São Paulo - Betinho morreu na hora certa. Campeão da solidariedade e do empenho social, morre quando uma e outro estão também feridos de morte, no mundo todo.
A hora é do individualismo exacerbado e da preocupação apenas com os ativos financeiros.
Deve ser mais do que coincidência o fato de o presidente Fernando Henrique Cardoso, que dizia ter idênticas inquietações, ter sabido da morte de Betinho quando jantava com empresários. Depois, um deles, Eugênio Staub, contava à Folha que "não há conflito" (entre o governo e o empresariado).
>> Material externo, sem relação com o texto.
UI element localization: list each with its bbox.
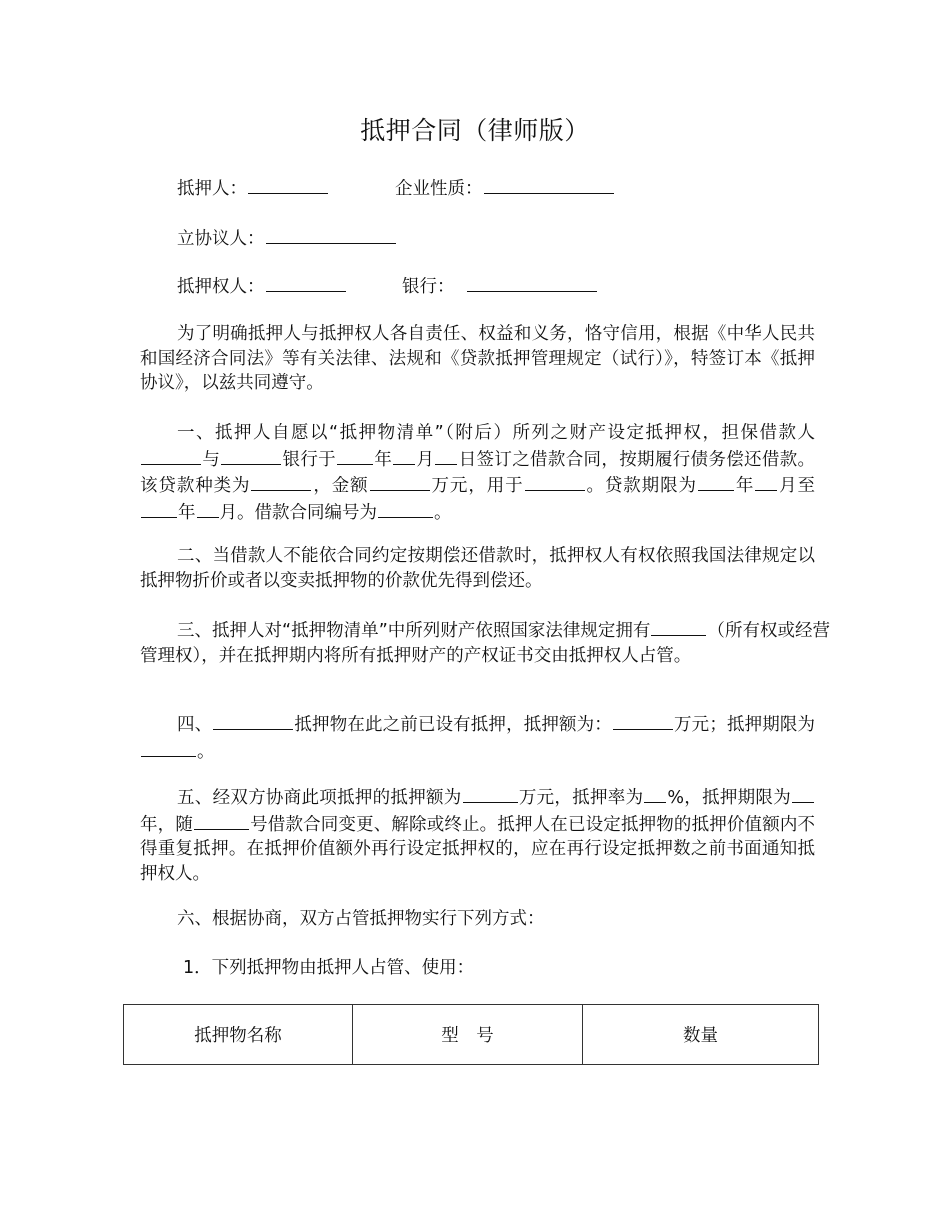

Que bom que não haja. Pena que não dê para dizer o mesmo das relações entre o governo e o movimento social, crescentemente criminalizado por FHC e seus áulicos.
Tampouco deve ser apenas coincidência o fato de Betinho ter morrido dias depois de o presidente do Banco Central, Gustavo Franco, ter passado direto por um garoto sujo que pedia esmola. E ter dito algo como "criança abandonada não é problema do BC".
Não é mesmo. É apenas problema de qualquer ser humano, pertença ou não ao BC.
Quando deixa de ser, não há mais lugar para os "betinhos". Passam a ser figuras ainda mais estranhas, ainda mais quixotescas, ainda mais deslocadas.
Agridem ainda mais o ambiente "clean", asséptico, em que flutuam as personalidades oficiais.
Betinho fez parte de uma geração que foi para o exílio, no início ou meados de 1964, certa de que voltaria para passar o Natal em casa. A maioria passou 15 natais no exílio, interno às vezes, externo outras tantas.
O Brasil de hoje é melhor do que aquele em quase todos os ângulos. Mas piorou sob um ponto de vista: agora, não dá mais para esperar a "volta do irmão do Henfil". Ele já voltara, fisicamente, mas a cultura hegemônica remetera seu idealismo para o exílio definitivo.